Time and history involve travel, don't they, which is why the past often seems like another country you've either left behind or are somehow trying to get back to.

 
 
The Hudson River, Chelsea, summer 1978.
 
Great Uncle Fred traveled a lot for his job in the furniture business.  From Grand Rapids to Chicago, Pittsburgh, Philadelphia, New York.  A bachelor until late in life, he would occasionally take my mother and her sister, my aunt Frances, with him on these trips.  "Christopher Street," my mother said, reminded by a news report Frances was watching in the background on TV, about some kind of festival, some parade going on in New York where I was living at the time.  "That's where we caught the boat."  She was calling to find out when I planned on coming to visit that summer.
 
I was probably very high at the time.  I'm pretty certain I was.  "She beat me here," I said to M as we joined the Gay Pride throng, as though I'd been in a competition and didn't even know it.  Incredulous.  "My mother beat me to Christopher Street."

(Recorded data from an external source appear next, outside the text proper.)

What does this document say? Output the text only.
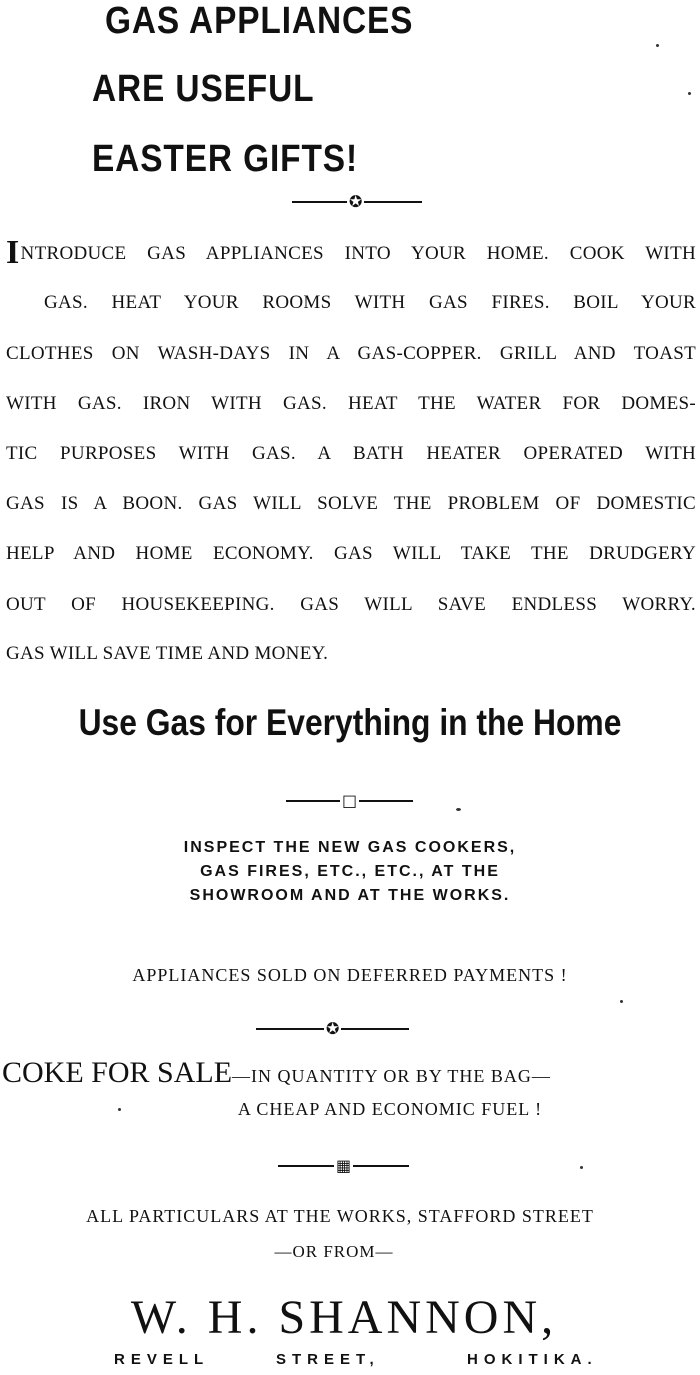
GAS APPLIANCES
ARE USEFUL
EASTER GIFTS!
✪
INTRODUCE GAS APPLIANCES INTO YOUR HOME. COOK WITH
GAS. HEAT YOUR ROOMS WITH GAS FIRES. BOIL YOUR
CLOTHES ON WASH-DAYS IN A GAS-COPPER. GRILL AND TOAST
WITH GAS. IRON WITH GAS. HEAT THE WATER FOR DOMES-
TIC PURPOSES WITH GAS. A BATH HEATER OPERATED WITH
GAS IS A BOON. GAS WILL SOLVE THE PROBLEM OF DOMESTIC
HELP AND HOME ECONOMY. GAS WILL TAKE THE DRUDGERY
OUT OF HOUSEKEEPING. GAS WILL SAVE ENDLESS WORRY.
GAS WILL SAVE TIME AND MONEY.
Use Gas for Everything in the Home
□
INSPECT THE NEW GAS COOKERS,
GAS FIRES, ETC., ETC., AT THE
SHOWROOM AND AT THE WORKS.
APPLIANCES SOLD ON DEFERRED PAYMENTS !
✪
COKE FOR SALE—IN QUANTITY OR BY THE BAG—
A CHEAP AND ECONOMIC FUEL !
▦
ALL PARTICULARS AT THE WORKS, STAFFORD STREET
—OR FROM—
W. H. SHANNON,
REVELL	STREET,	HOKITIKA.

If, however, W. G. Sebald is right, and all time is happening simultaneously, then somewhere in this picture, or nearby, getting out of a cab perhaps, there are two little girls being chaperoned by a handsome young man from Grand Rapids.  He's in the furniture business.  And at the same time there is also a child on the shoulders of a man in torn jeans and a t-shirt, the child holding on to the man's baseball cap and singing a disco song.  "Push push in the bush," she sings, "Life is but a Dream."



And also, across the street and sitting right on the edge of the sidewalk where we would walk at night and take our lives in our hands and buy drugs and meet hookers meeting the truckers coming from the Holland Tunnel, right there reflecting us there are waves of glass.  The waves look frosted but really it's an illusion made by all these white dots in the glass.  



There are art galleries and new construction where there used to be old warehouses and trucks and young men loitering. 



We are still loitering.  We are still looking around, traveling back and forth in time.  We are still those young men that summer in 1978.  It is all happening in the same moment.  That is how time and memory and history and travel work.



"We have lived," as my mother used to say after any adventure, or simply at the end of a long day raising five kids, including us in her assessment.  "We have lived to Tell the Tale."